2. Lyotard
• Was a French philosopher and literary
theorist.
• He is well known for his articulation of
postmodernism after the late 1970s and the
analysis of the impact of postmodernity on
the human condition.
• He was co-founder of the International
College of Philosophy with Jacques
Derrida, François Châtelet, and Gilles Deleuze.
3. Work
• Lyotard's work is characterised by a persistent opposition to
universals, meta-narratives, and generality.
• He is fiercely critical of many of the 'universalist' claims of the
Enlightenment, and several of his works serve to undermine the
fundamental principles that generate these broad claims.
• In his writings of the early 1970s, he rejects what he regards as theological
underpinnings of both Karl Marx and Sigmund Freud: "In Freud, it is
judicial, critical sombre (forgetful of the political); in Marx it is catholic.
Hegelian, reconciliatory (...) in the one and in the other the relationship of
the economic with meaning is blocked in the category of representation
(...) Here a politics, there a therapeutics, in both cases a laical theology, on
top of the arbitrariness and the roaming of forces".

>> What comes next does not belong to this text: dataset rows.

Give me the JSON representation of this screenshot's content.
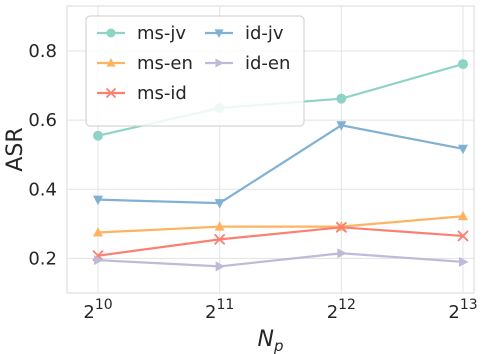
{
  "chart_data": {
    "type": "line",
    "xlabel": "N",
    "xlabel_sub": "p",
    "ylabel": "ASR",
    "x_ticks": [
      {
        "base": "2",
        "exp": "10"
      },
      {
        "base": "2",
        "exp": "11"
      },
      {
        "base": "2",
        "exp": "12"
      },
      {
        "base": "2",
        "exp": "13"
      }
    ],
    "x": [
      1024,
      2048,
      4096,
      8192
    ],
    "x_scale": "log2",
    "y_ticks": [
      "0.2",
      "0.4",
      "0.6",
      "0.8"
    ],
    "ylim": [
      0.1,
      0.93
    ],
    "grid": true,
    "legend_position": "upper-left",
    "series": [
      {
        "name": "ms-jv",
        "color": "#8ed3c7",
        "marker": "circle",
        "values": [
          0.555,
          0.635,
          0.662,
          0.762
        ]
      },
      {
        "name": "ms-en",
        "color": "#fdb462",
        "marker": "triangle-up",
        "values": [
          0.275,
          0.292,
          0.292,
          0.322
        ]
      },
      {
        "name": "ms-id",
        "color": "#fb8072",
        "marker": "x",
        "values": [
          0.208,
          0.255,
          0.29,
          0.265
        ]
      },
      {
        "name": "id-jv",
        "color": "#80b1d3",
        "marker": "triangle-down",
        "values": [
          0.37,
          0.36,
          0.585,
          0.517
        ]
      },
      {
        "name": "id-en",
        "color": "#bebada",
        "marker": "triangle-right",
        "values": [
          0.195,
          0.177,
          0.215,
          0.19
        ]
      }
    ]
  }
}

• Consequently he rejected Adorno's negative dialectics which he regarded
as seeking a "therapeutic resolution in the framework of a religion, here
the religion of history". In Lyotard's "libidinal economics" (the title of one
of his books of that time), he aimed at "discovering and describing
different social modes of investment of libidinal intensities".
4. “Grand Narrative”
• Most famously, in La Condition postmoderne: Rapport sur
le savoir (The Postmodern Condition: A Report on
Knowledge) (1979), he proposes what he calls an extreme
simplification of the "postmodern" as an 'incredulity
towards meta-narratives'.
• These meta-narratives - sometimes 'grand narratives' - are
grand, large-scale theories and philosophies of the
world, such as the progress of history, the know ability of
everything by science, and the possibility of absolute
freedom.
• Lyotard argues that we have ceased to believe that
narratives of this kind are adequate to represent and
contain us all. We have become alert to
difference, diversity, the incompatibility of our
aspirations, beliefs and desires, and for that reason
postmodernity is characterised by an abundance of
micronarratives. For this concept Lyotard draws from the
notion of 'language-games' found in the work of
Wittgenstein.
5. The Sublime
• Lyotard was a frequent writer on aesthetic matters. He was, despite his
reputation as a postmodernist, a great promoter of modernist art. Lyotard
saw 'postmodernism' as a latent tendency within thought throughout time
and not a narrowly-limited historical period.
• He favoured the startling and perplexing works of the high modernist
avant-garde. In them he found a demonstration of the limits of our
conceptuality, a valuable lesson for anyone too imbued with
Enlightenment confidence. Lyotard has written extensively also on few
contemporary artists of his choice: Valerio Adami, Daniel Buren, Marcel
Duchamp, Bracha Ettinger and Barnett Newman, as well as on Paul
Cézanne and Wassily Kandinsky.
• He developed these themes in particular by discussing the sublime. The
"sublime" is a term in aesthetics whose fortunes revived under
postmodernism after a century or more of neglect. It refers to the
experience of pleasurable anxiety that we experience when confronting
wild and threatening sights like, for example, a massive craggy
mountain, black against the sky, looming terrifyingly in our vision.